According to many Move to Amend advocates, including David Cobb, Green Party presidential candidate in 2004 and national spokesman for MoveToAmend.org, support for the proposed constitutional amendment stretches across the political spectrum—from Libertarians to left-wing progressives and from Tea Partiers to former Occupy activists. Cobb’s message of being “a proud, patriotic and pissed-off American citizen” seems to resonate across the liberal-conservative divide, with more than 280,000 signatures gathered endorsing the Move to Amend “We the People” amendment to date. The local affiliate has collected more than 1,000 signatures so far.

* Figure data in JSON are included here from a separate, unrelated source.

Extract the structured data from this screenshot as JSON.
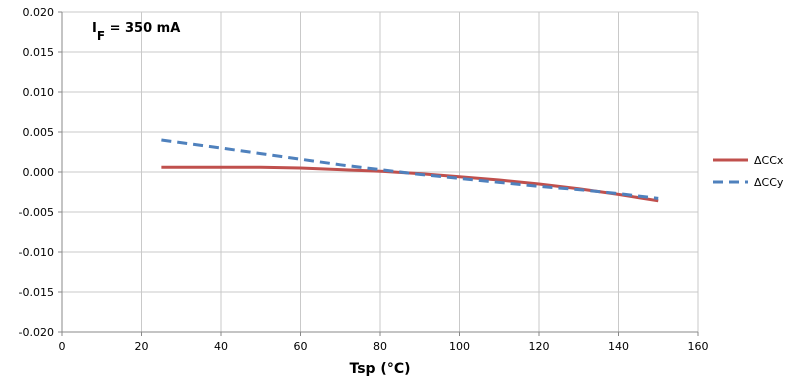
{
  "chart_data": {
    "type": "line",
    "xlabel": "Tsp (°C)",
    "ylabel": "",
    "xlim": [
      0,
      160
    ],
    "ylim": [
      -0.02,
      0.02
    ],
    "x_ticks": [
      "0",
      "20",
      "40",
      "60",
      "80",
      "100",
      "120",
      "140",
      "160"
    ],
    "y_ticks": [
      "0.020",
      "0.015",
      "0.010",
      "0.005",
      "0.000",
      "-0.005",
      "-0.010",
      "-0.015",
      "-0.020"
    ],
    "grid": true,
    "legend_position": "right",
    "annotation": {
      "main": "I",
      "subscript": "F",
      "rest": " = 350 mA"
    },
    "series": [
      {
        "name": "ΔCCx",
        "color": "#c0504d",
        "style": "solid",
        "x": [
          25,
          40,
          50,
          60,
          70,
          80,
          90,
          100,
          110,
          120,
          130,
          140,
          150
        ],
        "y": [
          0.0006,
          0.0006,
          0.0006,
          0.0005,
          0.0003,
          0.0001,
          -0.0002,
          -0.0006,
          -0.001,
          -0.0015,
          -0.0021,
          -0.0028,
          -0.0036
        ]
      },
      {
        "name": "ΔCCy",
        "color": "#4f81bd",
        "style": "dashed",
        "x": [
          25,
          40,
          50,
          60,
          70,
          80,
          90,
          100,
          110,
          120,
          130,
          140,
          150
        ],
        "y": [
          0.004,
          0.003,
          0.0023,
          0.0016,
          0.0009,
          0.0003,
          -0.0003,
          -0.0008,
          -0.0013,
          -0.0018,
          -0.0022,
          -0.0027,
          -0.0033
        ]
      }
    ]
  }
}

Amending the constitution requires super-majority approval from both houses of Congress and endorsement by referendum by at least three-quarters of the states. Undaunted by the process, the Move to Amend campaign prides itself on being very much a grassroots movement that is becoming more and more difficult for mainstream political discourse to ignore. Local ordinances calling for an end to corporate personhood were included on the ballot in more than 150 cities in the general election last November, and were passed, often by large margins, in every single case, according to the campaign’s website.
The Santa Cruz Move to Amend affiliate, a group of about 10 activists who have been meeting since January on the last Sunday of each month, is planning to have a county-wide “advisory resolution” on the ballot in the 2014 election, aimed at advising the state legislature on how Santa Cruz feels about amending the U.S. Constitution so that people, not corporations, enjoy its protections, according to Dosik.